3. Streaming Responses

For long-running agent operations, the system supports streaming responses:

from fastapi.responses import StreamingResponse

@app.post("/research/stream")
async def research_stream_endpoint(request: ResearchRequest):
    async def generate_updates():
        manager = ResearchManager()
        async for update in manager.run(request.query):
            yield f"data: {json.dumps({'update': str(update)})}\n\n"

    return StreamingResponse(
        generate_updates(), 
        media_type="text/plain",
        headers={"Cache-Control": "no-cache"}
    )

🔧 Configuration Management

The system implements secure configuration management:

class Config:
    def get_openai_api_key(self) -> str:
        # Try config file first
        api_key = self._config.get("openai_api_key")

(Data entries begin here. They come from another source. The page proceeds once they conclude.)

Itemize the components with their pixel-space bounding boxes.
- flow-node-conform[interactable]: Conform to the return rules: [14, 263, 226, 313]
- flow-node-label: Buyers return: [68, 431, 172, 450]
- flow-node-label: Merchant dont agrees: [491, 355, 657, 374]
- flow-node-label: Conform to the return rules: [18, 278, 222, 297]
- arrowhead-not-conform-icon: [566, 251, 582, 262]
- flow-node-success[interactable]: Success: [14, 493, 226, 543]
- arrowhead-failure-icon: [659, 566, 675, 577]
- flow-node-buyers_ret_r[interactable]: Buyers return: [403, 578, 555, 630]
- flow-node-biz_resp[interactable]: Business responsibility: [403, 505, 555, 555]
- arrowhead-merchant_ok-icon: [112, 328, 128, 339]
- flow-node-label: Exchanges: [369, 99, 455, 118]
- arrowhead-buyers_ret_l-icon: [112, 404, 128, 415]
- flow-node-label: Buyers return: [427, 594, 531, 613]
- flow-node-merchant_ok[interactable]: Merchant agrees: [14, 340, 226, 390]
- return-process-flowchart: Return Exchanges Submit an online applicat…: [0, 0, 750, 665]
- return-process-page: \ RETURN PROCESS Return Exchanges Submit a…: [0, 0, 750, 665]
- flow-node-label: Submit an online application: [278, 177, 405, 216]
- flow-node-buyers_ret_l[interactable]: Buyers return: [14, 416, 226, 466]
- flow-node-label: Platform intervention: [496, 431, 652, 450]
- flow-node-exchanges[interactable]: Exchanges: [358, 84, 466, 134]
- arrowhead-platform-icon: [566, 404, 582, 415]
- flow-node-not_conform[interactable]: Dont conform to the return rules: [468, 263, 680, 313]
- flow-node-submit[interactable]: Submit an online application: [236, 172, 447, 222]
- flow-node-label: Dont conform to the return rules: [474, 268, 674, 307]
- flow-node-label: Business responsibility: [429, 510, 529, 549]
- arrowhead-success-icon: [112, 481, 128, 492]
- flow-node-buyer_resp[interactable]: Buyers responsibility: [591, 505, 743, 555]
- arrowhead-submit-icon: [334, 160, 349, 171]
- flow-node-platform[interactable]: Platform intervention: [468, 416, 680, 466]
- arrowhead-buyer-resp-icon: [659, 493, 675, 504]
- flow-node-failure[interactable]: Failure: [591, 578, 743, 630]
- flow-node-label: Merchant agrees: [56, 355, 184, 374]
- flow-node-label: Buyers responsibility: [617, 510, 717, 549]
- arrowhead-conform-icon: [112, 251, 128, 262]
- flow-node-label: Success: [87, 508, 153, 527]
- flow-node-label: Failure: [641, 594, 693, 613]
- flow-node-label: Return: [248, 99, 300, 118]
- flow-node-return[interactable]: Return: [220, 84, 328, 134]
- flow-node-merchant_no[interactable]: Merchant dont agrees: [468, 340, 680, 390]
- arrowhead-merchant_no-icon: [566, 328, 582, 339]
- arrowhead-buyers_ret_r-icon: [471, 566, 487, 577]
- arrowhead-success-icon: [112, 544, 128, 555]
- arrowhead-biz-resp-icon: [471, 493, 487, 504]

        # Fallback to environment variable
        if not api_key:
            api_key = os.getenv("OPENAI_API_KEY")

        return api_key

    def set_environment_variables(self):
        api_key = self.get_openai_api_key()
        os.environ["OPENAI_API_KEY"] = api_key

🎨 Frontend Integration

Modern Web Interface

The frontend provides an intuitive interface for interacting with AI agents:

async function callAgentAPI(endpoint, payload) {
    const response = await fetch(`/api/${endpoint}`, {
        method: 'POST',
        headers: { 'Content-Type': 'application/json' },
        body: JSON.stringify(payload)
    });

    return await response.json();
}

// Example: Generate database schema
async function generateDatabaseSchema() {
    const result = await callAgentAPI('database', {
        prd_text: prdContent,
        db_instructions: instructions
    });

    displayResults(result);
}

Proxy Architecture

The UI server acts as a proxy to the AI agents backend:

// UI Server (Node.js/Express)
app.post('/api/database', async (req, res) => {
    const response = await fetch('http://localhost:8000/database', {
        method: 'POST',
        headers: { 'Content-Type': 'application/json' },
        body: JSON.stringify(req.body)
    });

    const data = await response.json();
    res.json(data);
});

🛠️ Key Agent Types in the System

1. Research Agent

Purpose: Web search and information gathering
Input: Search queries and research topics
Output: Comprehensive research reports

2. Database Schema Agent

Purpose: Generate database schemas from requirements
Input: Functional requirements and constraints
Output: Complete database schema with tables, relationships

3. Contract Generation Agent

Purpose: Create OpenAPI specifications from database schemas
Input: Database schema and business requirements
Output: Complete OpenAPI 3.0.3 specification

4. Sequence Diagram Agent

Purpose: Generate PlantUML sequence diagrams
Input: Architecture requirements and constraints
Output: PlantUML diagram code

📊 Benefits of This Architecture

Scalability

Each agent is independently deployable
FastAPI provides async support for concurrent requests
Streaming responses prevent timeouts on long operations

Maintainability

Clear separation between agent logic and API exposure
Consistent patterns across all agents
Comprehensive error handling and logging

Flexibility

Framework-agnostic OpenAPI specifications
Multiple output formats (JSON, streaming, files)
Easy to add new agents following established patterns

🚀 Getting Started

Setup Backend:

   cd server
   pip install -r requirements.txt
   cp config.template.json config.json
   # Add your OpenAI API key to config.json
   python server.py

Setup Frontend:

   cd UI
   npm install
   npm start

Test the System:
- Navigate to http://localhost:3000
- Try generating a database schema from requirements
- Explore the generated API contracts

💡 Best Practices Learned

Agent Design: Keep agents focused on single responsibilities
Error Handling: Always provide meaningful error responses
Configuration: Use secure configuration management
API Design: Follow REST conventions and provide clear documentation
Frontend Integration: Use proxy patterns for clean separation

This architecture demonstrates how to build production-ready AI agent systems that can scale from prototype to enterprise deployment. The combination of structured agents, robust APIs, and modern web interfaces creates a powerful platform for AI-driven development workflows.